Artikel 10 De agenda 

  • 1.

    Voordat de schriftelijke oproep wordt verzonden stelt de voorzitter, zo nodig in afstemming met de

    agendacommissie, de agenda van de vergadering voorlopig vast.

  • 2.

    Op voorstel van de voorzitter dan wel op verzoek van een lid van de Statencommissie resp. van een

    lid van Gedeputeerde Staten kan een onderwerp aan de voorlopige agenda worden toegevoegd. Het

    verzoek dient ten minste zeven dagen voor aanvang van de vergadering bij de voorzitter te worden

    ingediend. Het verzoek moet gemotiveerd zijn en betrekking hebben op een actuele ontwikkeling

    binnen het werkgebied van de commissie.

  • 3.

    In spoedeisende gevallen kan van de termijn in het tweede lid worden afgeweken. Zulks staat ter

    beoordeling van de voorzitter.

  • 4.

    Bij aanvang van de vergadering stelt de Statencommissie de agenda vast.

  • 5.

    Wanneer de Statencommissie een onderwerp of voorstel onvoldoende voorbereid acht voor de

    beraadslaging, kan zij aan Gedeputeerde Staten of de Commissaris van de Koningin, of in geval van

    een initiatiefvoorstel aan de indiener(s) daarvan, nadere inlichtingen of advies vragen. De

    Statencommissie bepaalt in welke vergadering het onderwerp of voorstel opnieuw wordt

    geagendeerd.

  • 6.

    Op verzoek van een lid of op voorstel van de voorzitter kan de Statencommissie de volgorde van

    behandeling van de agendapunten wijzigen.

  • 7.

    De voorzitter van een Statencommissie kan besluiten een voorstel of onderwerp niet op de agenda te

    plaatsen indien dat voorstel of onderwerp niet tijdig is verstuurd. Hij doet hiervan terstond mededeling

    aan de Statencommissie.

Artikel 11 Ter inzage leggen van stukken 

  • 1.

    Stukken, die ter toelichting van de onderwerpen of voorstellen op de agenda dienen, worden

    gelijktijdig met het verzenden van de oproepingsbrief voor de leden van de commissie bij de griffier

    ter inzage gelegd. De voorzitter maakt van de terinzagelegging melding in de openbare kennisgeving.

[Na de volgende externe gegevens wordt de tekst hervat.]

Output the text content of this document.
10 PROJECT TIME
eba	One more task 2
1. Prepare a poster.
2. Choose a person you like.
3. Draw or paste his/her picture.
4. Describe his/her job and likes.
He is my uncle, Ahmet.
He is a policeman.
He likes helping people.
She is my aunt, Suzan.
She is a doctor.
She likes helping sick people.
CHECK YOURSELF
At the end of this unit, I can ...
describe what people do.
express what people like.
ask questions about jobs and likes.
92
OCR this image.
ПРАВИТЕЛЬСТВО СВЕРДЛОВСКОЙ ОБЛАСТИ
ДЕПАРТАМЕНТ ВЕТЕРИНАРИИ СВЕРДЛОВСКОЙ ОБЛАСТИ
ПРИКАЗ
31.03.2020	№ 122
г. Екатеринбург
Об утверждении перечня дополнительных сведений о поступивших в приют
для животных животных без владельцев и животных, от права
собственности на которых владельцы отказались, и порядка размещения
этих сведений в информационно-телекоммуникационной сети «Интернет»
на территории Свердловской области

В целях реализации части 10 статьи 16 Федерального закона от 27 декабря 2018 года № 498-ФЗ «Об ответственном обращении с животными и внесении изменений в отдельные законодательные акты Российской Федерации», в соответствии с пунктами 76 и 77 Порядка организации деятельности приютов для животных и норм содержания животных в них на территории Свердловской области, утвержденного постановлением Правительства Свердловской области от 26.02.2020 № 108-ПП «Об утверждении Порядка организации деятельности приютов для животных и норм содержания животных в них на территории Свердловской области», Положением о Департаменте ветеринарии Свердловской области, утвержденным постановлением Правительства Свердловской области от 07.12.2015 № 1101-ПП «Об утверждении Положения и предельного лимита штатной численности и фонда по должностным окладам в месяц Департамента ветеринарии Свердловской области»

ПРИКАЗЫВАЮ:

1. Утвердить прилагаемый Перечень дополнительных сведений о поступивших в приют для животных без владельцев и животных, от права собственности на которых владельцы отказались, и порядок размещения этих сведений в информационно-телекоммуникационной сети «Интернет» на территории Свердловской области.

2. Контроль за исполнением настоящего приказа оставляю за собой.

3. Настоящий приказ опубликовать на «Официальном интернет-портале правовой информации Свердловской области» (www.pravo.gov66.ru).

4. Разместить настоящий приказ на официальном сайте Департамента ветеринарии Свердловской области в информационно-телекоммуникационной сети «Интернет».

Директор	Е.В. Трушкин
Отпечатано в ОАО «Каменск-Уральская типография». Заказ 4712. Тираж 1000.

    Indien na het verzenden van de oproepingsbrief stukken ter inzage worden gelegd, wordt hiervan

    mededeling gedaan aan de leden en zo mogelijk in een openbare kennisgeving.

  • 2.

    Een origineel van een ter inzage gelegd stuk wordt niet buiten het Gouvernement gebracht.

  • 3.

    Indien ten aanzien van stukken ingevolge artikel 91 Provinciewet geheimhouding is opgelegd, blijven

    deze stukken in afwijking van het eerste lid, onder berusting van de griffier.

Paragraaf 2 Orde van de vergadering 

Artikel 12 Opening vergadering; quorum 

  • 1.

    De voorzitter opent de vergadering op het vastgestelde uur, indien tenminste de helft van het aantal

    zitting hebbende leden aanwezig is.

  • 2.

    Wanneer een kwartier na het vastgestelde tijdstip niet het vereiste aantal leden aanwezig is, bepaalt

    de voorzitter onder verwijzing naar dit artikel, na voorlezing van de namen der afwezige leden, dag en

    uur van de volgende vergadering, op een tijdstip dat ten minste vierentwintig uur na het bezorgen van

    de oproeping is gelegen.

  • 3.

    Op de vergadering, bedoeld in het tweede lid, is het eerste lid niet van toepassing. De

    Statencommissie kan echter over niet geagendeerde onderwerpen alleen beraadslagen of besluiten,

    indien blijkens de presentielijst tenminste de helft van het aantal zitting hebbende leden aanwezig is.

Artikel 13 Spreekrecht burgers 

  • 1. Na de opening van de vergadering kunnen andere aanwezigen gezamenlijk gedurende maximaal

    dertig minuten het woord voeren over geagendeerde onderwerpen.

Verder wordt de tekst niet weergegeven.